Llueve y tengo frío.
Llueve y tú no estás aquí para abarzarme.
Me podrá encantar la lluvia y a ti no te podrá
gustar, podré odiar la oscuridad y sé que tu amarla... Pero me encantaría más
poder pasar una lluvia llena de oscuridad al lado tuyo, mientras mantenemos los
ojos cerrados con nuestras manos y cuerpos tocándose.
Susurrándonos lo mucho que nos amamos, lo mucho que
sentimos creando allí un mundo en el cual sólo pertenezcamos tú y yo, ese cuál
mientras más soñamos más interesante es.
Irnos besando lentamente al son del palpitar de
nuestros corazones, mientras que nuestros cuerpos se funden en un sólo abrazo y
la cama se llena tanto de ti cómo de mi, las sabanas nos protegen del frío
arrasador de la lluvia incesante buscando así separarnos.
Pero ningún frío o tempestad nos logrará separar si
ese sueño de tenerte acá conmigo se cumple.
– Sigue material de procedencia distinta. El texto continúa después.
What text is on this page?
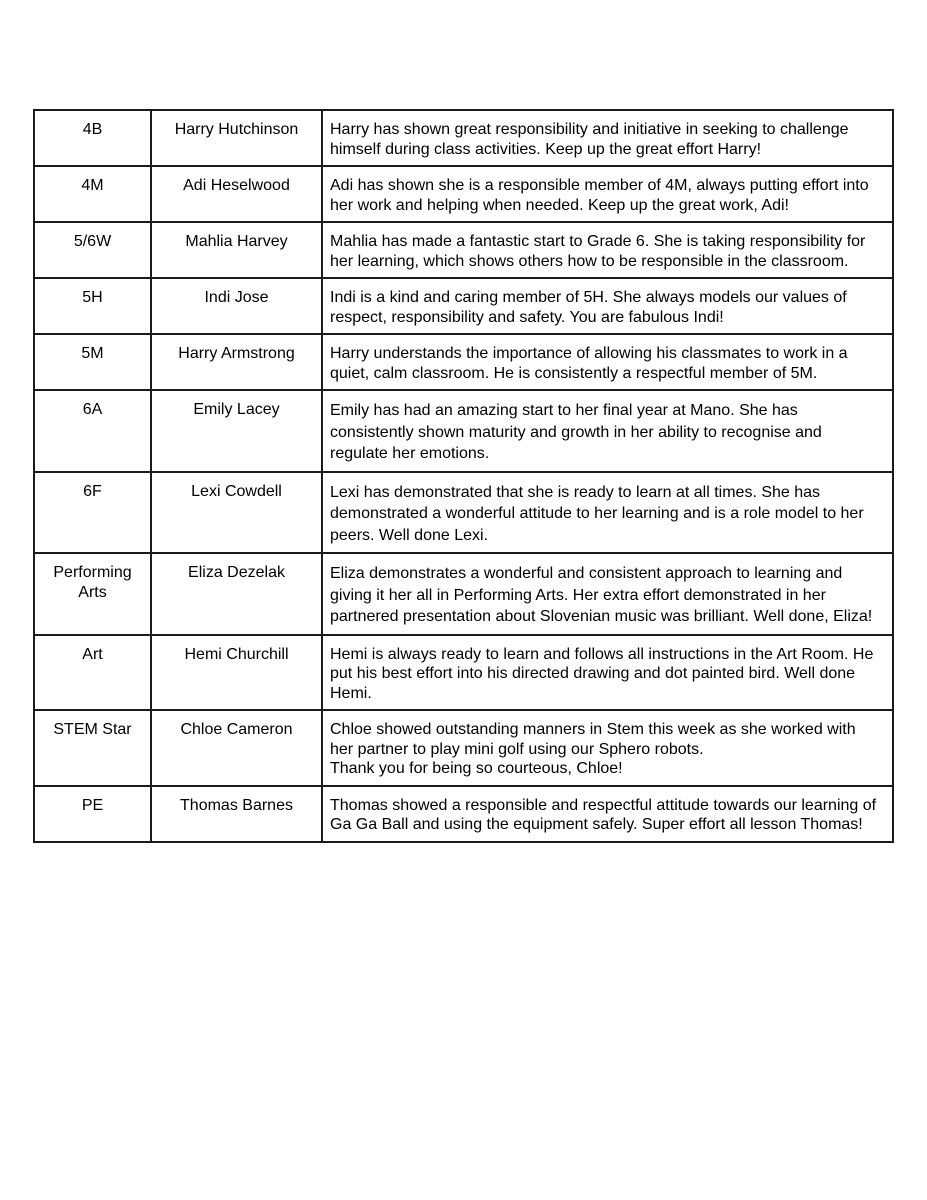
4B	Harry Hutchinson	Harry has shown great responsibility and initiative in seeking to challenge
himself during class activities. Keep up the great effort Harry!

4M	Adi Heselwood	Adi has shown she is a responsible member of 4M, always putting effort into
her work and helping when needed. Keep up the great work, Adi!

5/6W	Mahlia Harvey	Mahlia has made a fantastic start to Grade 6. She is taking responsibility for
her learning, which shows others how to be responsible in the classroom.

5H	Indi Jose	Indi is a kind and caring member of 5H. She always models our values of
respect, responsibility and safety. You are fabulous Indi!

5M	Harry Armstrong	Harry understands the importance of allowing his classmates to work in a
quiet, calm classroom. He is consistently a respectful member of 5M.

6A	Emily Lacey	Emily has had an amazing start to her final year at Mano. She has
consistently shown maturity and growth in her ability to recognise and
regulate her emotions.

6F	Lexi Cowdell	Lexi has demonstrated that she is ready to learn at all times. She has
demonstrated a wonderful attitude to her learning and is a role model to her
peers. Well done Lexi.

Performing
Arts	Eliza Dezelak	Eliza demonstrates a wonderful and consistent approach to learning and
giving it her all in Performing Arts. Her extra effort demonstrated in her
partnered presentation about Slovenian music was brilliant. Well done, Eliza!

Art	Hemi Churchill	Hemi is always ready to learn and follows all instructions in the Art Room. He
put his best effort into his directed drawing and dot painted bird. Well done
Hemi.

STEM Star	Chloe Cameron	Chloe showed outstanding manners in Stem this week as she worked with
her partner to play mini golf using our Sphero robots.
Thank you for being so courteous, Chloe!

PE	Thomas Barnes	Thomas showed a responsible and respectful attitude towards our learning of
Ga Ga Ball and using the equipment safely. Super effort all lesson Thomas!
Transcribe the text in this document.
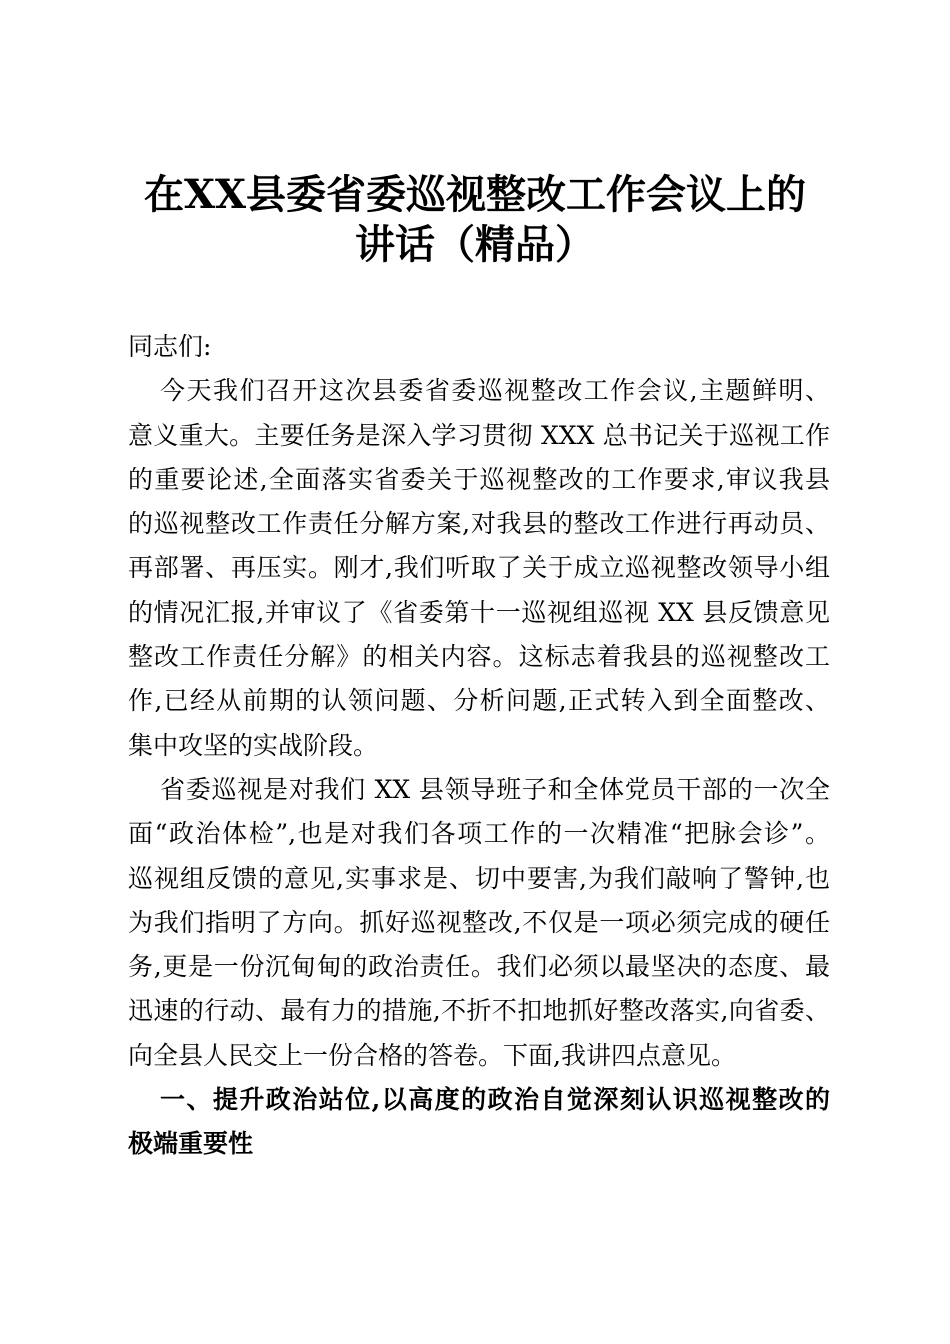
在XX县委省委巡视整改工作会议上的
讲话（精品）
同志们:
今天我们召开这次县委省委巡视整改工作会议,主题鲜明、
意义重大。主要任务是深入学习贯彻 XXX 总书记关于巡视工作
的重要论述,全面落实省委关于巡视整改的工作要求,审议我县
的巡视整改工作责任分解方案,对我县的整改工作进行再动员、
再部署、再压实。刚才,我们听取了关于成立巡视整改领导小组
的情况汇报,并审议了《省委第十一巡视组巡视 XX 县反馈意见
整改工作责任分解》的相关内容。这标志着我县的巡视整改工
作,已经从前期的认领问题、分析问题,正式转入到全面整改、
集中攻坚的实战阶段。
省委巡视是对我们 XX 县领导班子和全体党员干部的一次全
面“政治体检”,也是对我们各项工作的一次精准“把脉会诊”。
巡视组反馈的意见,实事求是、切中要害,为我们敲响了警钟,也
为我们指明了方向。抓好巡视整改,不仅是一项必须完成的硬任
务,更是一份沉甸甸的政治责任。我们必须以最坚决的态度、最
迅速的行动、最有力的措施,不折不扣地抓好整改落实,向省委、
向全县人民交上一份合格的答卷。下面,我讲四点意见。
一、提升政治站位,以高度的政治自觉深刻认识巡视整改的
极端重要性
Pasar la noche de esa tormenta entre besos, caricias
y oscuridad hasta que la luz del día vuelva a su lugar.
¿Qué si sueño demasiado?
Pues al parecer si, soñaba con encontrarte y ahora
lo hice pero ahora sólo sueño con poder besarte, abrazarte pero nunca dejarte
ir.
Está lluvia en soledad me mantiene despierta, me
hace pensar en todo lo que ha sido de mi pasado de todo lo que vendrá en mi
futuro y me hace pensar que eras tú esa pequeña pieza faltante a este pobre
corazón.
Eres cómo lluvia, esa lluvia que me refresca y me
hace sentir mejor, simplemente ahora en cada cosa que veo, siento, pienso o
sueño sé que estás allí dándome todo de ti, dándote una oportunidad para amar
de nuevo... Para amarme a mí.
Porque simplemente lo eres todo y te amo por eso.